Lpmarena.com, Peristiwa 65 merupakan sejarah kelam Orde Baru (Orba) yang menyisakan beberapa warisan, salah satunya adalah ketakutan. Ketakutan-ketakutan tersebut diimajinasikan dan dikonsumsi oleh generasi setelahnya. Seiring berjalannya waktu, munculah sebuah kesadaran bahwa ketakutan-ketakutan tersebut harus dilawan.
Hal inilah yang dipaparkan oleh Dirjen Kebudayaan RI Hilmar Farid dalam bedah buku Memoar Pulau Buru karya korban pengasingan Pulau Buru, Hersri Setiawan. Mengambil tema “Memoar Pulau Buru: Sejarah Kemanusiaan dan Melacak Pengetahuan bagi Generasi Muda”, dikskusi dilaksanakan di Ruang Seminar Timur Fisipol UGM, Minggu (11/03).

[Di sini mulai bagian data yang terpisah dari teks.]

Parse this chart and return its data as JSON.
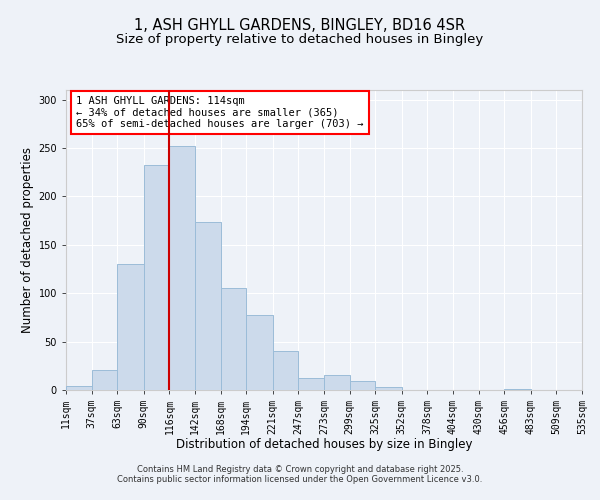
{
  "title": "1, ASH GHYLL GARDENS, BINGLEY, BD16 4SR",
  "subtitle": "Size of property relative to detached houses in Bingley",
  "xlabel": "Distribution of detached houses by size in Bingley",
  "ylabel": "Number of detached properties",
  "bar_color": "#ccdaeb",
  "bar_edge_color": "#9bbcd8",
  "background_color": "#eef2f8",
  "plot_bg_color": "#eef2f8",
  "bin_edges": [
    11,
    37,
    63,
    90,
    116,
    142,
    168,
    194,
    221,
    247,
    273,
    299,
    325,
    352,
    378,
    404,
    430,
    456,
    483,
    509,
    535
  ],
  "bin_labels": [
    "11sqm",
    "37sqm",
    "63sqm",
    "90sqm",
    "116sqm",
    "142sqm",
    "168sqm",
    "194sqm",
    "221sqm",
    "247sqm",
    "273sqm",
    "299sqm",
    "325sqm",
    "352sqm",
    "378sqm",
    "404sqm",
    "430sqm",
    "456sqm",
    "483sqm",
    "509sqm",
    "535sqm"
  ],
  "bar_heights": [
    4,
    21,
    130,
    233,
    252,
    174,
    105,
    77,
    40,
    12,
    16,
    9,
    3,
    0,
    0,
    0,
    0,
    1,
    0,
    0
  ],
  "vline_x": 116,
  "vline_color": "#cc0000",
  "ylim": [
    0,
    310
  ],
  "yticks": [
    0,
    50,
    100,
    150,
    200,
    250,
    300
  ],
  "annotation_text_line1": "1 ASH GHYLL GARDENS: 114sqm",
  "annotation_text_line2": "← 34% of detached houses are smaller (365)",
  "annotation_text_line3": "65% of semi-detached houses are larger (703) →",
  "footer_line1": "Contains HM Land Registry data © Crown copyright and database right 2025.",
  "footer_line2": "Contains public sector information licensed under the Open Government Licence v3.0.",
  "title_fontsize": 10.5,
  "subtitle_fontsize": 9.5,
  "axis_label_fontsize": 8.5,
  "tick_fontsize": 7,
  "annotation_fontsize": 7.5,
  "footer_fontsize": 6
}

Dalam sambutannya Hilmar mengungkapkan bahwa penerbitan dan bedah buku Hersri merupakan bentuk gerakan yang menerobos ketakutan-ketakutan yang diciptakan Orba. “Ini adalah kontribusi untuk mengikis ketakutan-ketakutan itu,” ungkapnya.

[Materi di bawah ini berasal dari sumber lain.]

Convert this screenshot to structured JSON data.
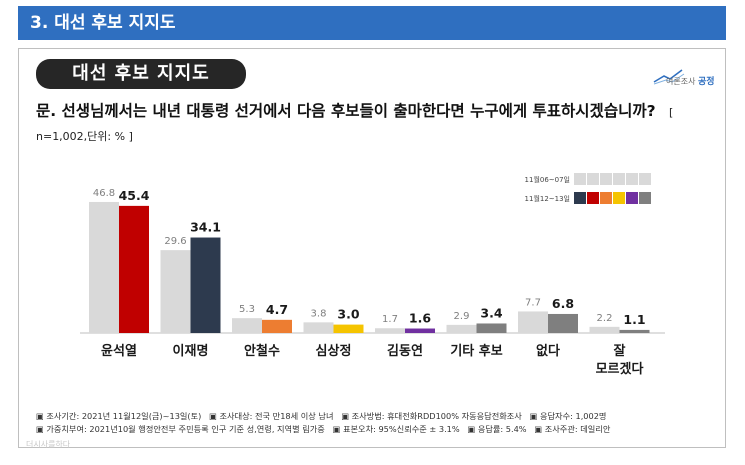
{
  "header": {
    "title": "3. 대선 후보 지지도"
  },
  "badge": {
    "title": "대선 후보 지지도"
  },
  "logo": {
    "label_small": "여론조사",
    "label_brand": "공정"
  },
  "question": {
    "text": "문. 선생님께서는 내년 대통령 선거에서 다음 후보들이 출마한다면 누구에게 투표하시겠습니까?",
    "meta": "[ n=1,002,단위: % ]"
  },
  "chart_data": {
    "type": "bar",
    "categories": [
      "윤석열",
      "이재명",
      "안철수",
      "심상정",
      "김동연",
      "기타 후보",
      "없다",
      "잘 모르겠다"
    ],
    "series": [
      {
        "name": "11월06~07일",
        "values": [
          46.8,
          29.6,
          5.3,
          3.8,
          1.7,
          2.9,
          7.7,
          2.2
        ]
      },
      {
        "name": "11월12~13일",
        "values": [
          45.4,
          34.1,
          4.7,
          3.0,
          1.6,
          3.4,
          6.8,
          1.1
        ]
      }
    ],
    "colors_current": [
      "#c00000",
      "#2d3a4e",
      "#ed7d31",
      "#f5c400",
      "#7030a0",
      "#7f7f7f",
      "#7f7f7f",
      "#7f7f7f"
    ],
    "color_previous": "#d9d9d9",
    "legend_prev_colors": [
      "#d9d9d9",
      "#d9d9d9",
      "#d9d9d9",
      "#d9d9d9",
      "#d9d9d9",
      "#d9d9d9"
    ],
    "legend_curr_colors": [
      "#2d3a4e",
      "#c00000",
      "#ed7d31",
      "#f5c400",
      "#7030a0",
      "#7f7f7f"
    ],
    "ylim": [
      0,
      50
    ],
    "grid": false
  },
  "footer": {
    "line1": [
      "▣ 조사기간: 2021년 11월12일(금)~13일(토)",
      "▣ 조사대상: 전국 만18세 이상 남녀",
      "▣ 조사방법: 휴대전화RDD100% 자동응답전화조사",
      "▣ 응답자수: 1,002명"
    ],
    "line2": [
      "▣ 가중치부여: 2021년10월 행정안전부 주민등록 인구 기준 성,연령, 지역별 림가중",
      "▣ 표본오차: 95%신뢰수준 ± 3.1%",
      "▣ 응답률: 5.4%",
      "▣ 조사주관: 데일리안"
    ]
  },
  "watermark": "더시사를하다"
}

Hal ini senada dengan yang diungkapkan Arie Sujito selaku moderator. Ia mengatakan untuk mendiskusikan hal semacam ini termasuk hal yang mahal dalam sebuah gerakan. “Termasuk mendiskusikan pembuangan di Pulau Buru,” tambah dosen Sosiologi Fisipol UGM tersebut.
Roichatul sebagai pembicara juga mengungkapkan Pulau Buru menjadi salah satu lokus kajian pelanggaran HAM kasus 65. Sampai saat ini jumlah total korban di Pulau Buru masih belum jelas. Kejahatan tersebut memang dilakukan secara sistematis. Juga mendapatkan legalitas dari pimpinan negara yakni Soeharto dengan ditemukannya surat-surat perintah untuk melakukan kejahatan 65. “Seluruh pucuk pimpinan yang berperan sudah meninggal, kita kehilangan waktu,” tambah komisioner HAM tersebut.